La crisi politico-militare sviluppata nella città ucraina di Avdiivka, vicino a Donetsk, per una decina di giorni dopo la telefonata tra Donald Trump e Vladimir Putin del 28 gennaio ha lasciato uno strascico di scaramucce e scontri. In quei giorni si era sfiorata la crisi umanitaria (20.000 persone senza gas, luce e acqua con 15 gradi sottozero): e l’ambiente è rimasto minaccioso.
CINQUANT’ANNI DI CRIMEA RUSSA
Il 19 febbraio, il New York Times ha dato notizia di uno schema di piano di pace che supera gli accordi di Minsk: si scambia (una specie di prestito per 50 o 100 anni) la Crimea con il ritiro delle forze russe dal Donbass. La proposta è arrivata sulla scrivania di Michael Flynn, consigliere per la sicurezza nazionale a inizio di febbraio: una settimana prima delle sue dimissioni per aver conversato nel periodo transitorio di sanzioni e di accordi con l’ambasciatore russo a Washington, e senza bene informarne in seguito il vicepresidente degli Stati Uniti. Gli autori del piano sono Michael Cohen, avvocato personale di Trump, Felix Sater, che ha aiutato il Presidente per prospezioni di business in Russia nel 2015 (già in epoca di sanzioni), e Andrii Artemenko, un parlamentare ucraino che viene dal Partito delle Regioni dell’ex-presidente Viktor Janukovyč.
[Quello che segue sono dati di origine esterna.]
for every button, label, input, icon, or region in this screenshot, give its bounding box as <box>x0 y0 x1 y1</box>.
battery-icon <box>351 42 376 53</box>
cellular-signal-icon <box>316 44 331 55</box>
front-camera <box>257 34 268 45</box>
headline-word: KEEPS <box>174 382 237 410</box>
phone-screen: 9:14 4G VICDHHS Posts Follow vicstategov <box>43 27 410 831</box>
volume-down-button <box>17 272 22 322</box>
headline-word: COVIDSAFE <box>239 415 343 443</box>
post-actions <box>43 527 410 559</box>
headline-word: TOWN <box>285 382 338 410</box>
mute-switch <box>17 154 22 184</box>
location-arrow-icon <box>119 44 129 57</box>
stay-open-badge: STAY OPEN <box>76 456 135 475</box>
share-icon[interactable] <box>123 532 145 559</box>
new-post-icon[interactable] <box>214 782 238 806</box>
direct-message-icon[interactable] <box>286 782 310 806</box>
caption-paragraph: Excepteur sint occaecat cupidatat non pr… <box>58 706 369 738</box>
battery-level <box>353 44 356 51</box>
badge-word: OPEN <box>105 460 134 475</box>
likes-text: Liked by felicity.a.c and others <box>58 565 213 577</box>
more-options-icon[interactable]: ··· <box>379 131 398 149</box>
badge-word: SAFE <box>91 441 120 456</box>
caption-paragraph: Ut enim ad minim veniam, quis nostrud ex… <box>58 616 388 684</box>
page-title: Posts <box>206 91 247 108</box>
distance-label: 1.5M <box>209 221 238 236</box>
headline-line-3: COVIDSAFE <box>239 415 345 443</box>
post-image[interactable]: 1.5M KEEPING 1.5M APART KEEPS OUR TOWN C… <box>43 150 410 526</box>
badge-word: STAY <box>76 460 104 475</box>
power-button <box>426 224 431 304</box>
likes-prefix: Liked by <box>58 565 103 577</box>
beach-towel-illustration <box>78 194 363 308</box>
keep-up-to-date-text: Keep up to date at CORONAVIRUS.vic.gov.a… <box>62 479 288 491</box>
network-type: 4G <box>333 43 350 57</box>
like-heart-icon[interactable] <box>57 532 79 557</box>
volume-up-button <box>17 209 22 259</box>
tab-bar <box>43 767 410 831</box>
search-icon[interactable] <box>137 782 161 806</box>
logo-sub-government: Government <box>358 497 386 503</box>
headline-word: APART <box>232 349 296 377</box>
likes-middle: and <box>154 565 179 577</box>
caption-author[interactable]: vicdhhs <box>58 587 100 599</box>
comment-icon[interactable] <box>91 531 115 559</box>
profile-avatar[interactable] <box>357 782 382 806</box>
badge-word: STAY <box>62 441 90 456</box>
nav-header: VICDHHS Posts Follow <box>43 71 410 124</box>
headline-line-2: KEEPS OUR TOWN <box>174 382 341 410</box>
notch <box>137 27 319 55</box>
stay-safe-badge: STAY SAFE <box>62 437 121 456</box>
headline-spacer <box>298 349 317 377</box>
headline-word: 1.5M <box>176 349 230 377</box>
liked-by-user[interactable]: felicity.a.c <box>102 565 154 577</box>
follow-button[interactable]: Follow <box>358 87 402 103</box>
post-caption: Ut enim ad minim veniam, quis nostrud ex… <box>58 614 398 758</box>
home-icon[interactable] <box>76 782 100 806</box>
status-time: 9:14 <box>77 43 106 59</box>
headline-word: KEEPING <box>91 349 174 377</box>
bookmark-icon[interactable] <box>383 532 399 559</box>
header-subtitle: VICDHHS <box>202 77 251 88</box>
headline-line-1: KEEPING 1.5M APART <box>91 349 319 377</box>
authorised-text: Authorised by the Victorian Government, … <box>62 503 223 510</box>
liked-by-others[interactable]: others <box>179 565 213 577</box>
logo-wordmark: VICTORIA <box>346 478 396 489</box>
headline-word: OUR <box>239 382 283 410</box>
PRESSIONE MILITARE E POLITICA
Il 21 febbraio, al Consiglio di Sicurezza dell’ONU dedicato alla crisi ucraina, il segretario generale dell’OSCE, Lamberto Zannier, ha confermato le preoccupazioni per la situazione militare. In particolare nella zona di Avdiivka ci si spara con le armi leggere ma anche con tiri di esplosivi che testimoniano l’uso di armi pesanti: sono violazioni degli accordi Minsk, così come nel caso dei carri armati che si sono visti nei dintorni della città, e che indicano come un attacco potrebbe partire in brevissimo tempo. Il presidente Putin ha poi adottato un ordine esecutivo di riconoscimento dei passaporti delle sedicenti repubbliche di Donetsk e Lugansk. Ha detto che si trattava di un atto provvisorio e a fini umanitari, raccogliendo però solo reazioni di sconforto e di preoccupazione.
ACQUA SUL FUOCO
Lo schema del piano di pace prodotto dalla cerchia più ristretta del Presidente Trump trova oggi un certo numero di pompieri e diversi oppositori. Dimitry Peskov, portavoce di Putin, ha detto che l’amministrazione russa non ne sapeva nulla. Andrii Artemenko, il parlamentare ucraino che a gennaio aveva esaminato con Sater e Cohen il piano di pace, rischia l’accusa di alto tradimento. Nikki Haley, ambasciatore statunitense di nomina trumpiana alle Nazioni Unite, ha detto che una migliore relazione con la Russia non può essere costruita a spese di amici e alleati. Il segretario alla difesa, Jim Mattis, e il vicepresidente Mike Pence hanno espresso sostegno a favore dell’Ucraina alla Conferenza di Monaco il 17 e 18 febbraio.
Intanto, il disprezzato di piano di pace è rimasto sulla scrivania del generale Herbert Raymond McMaster, successore di Michael Flynn come Consigliere per la sicurezza nazionale.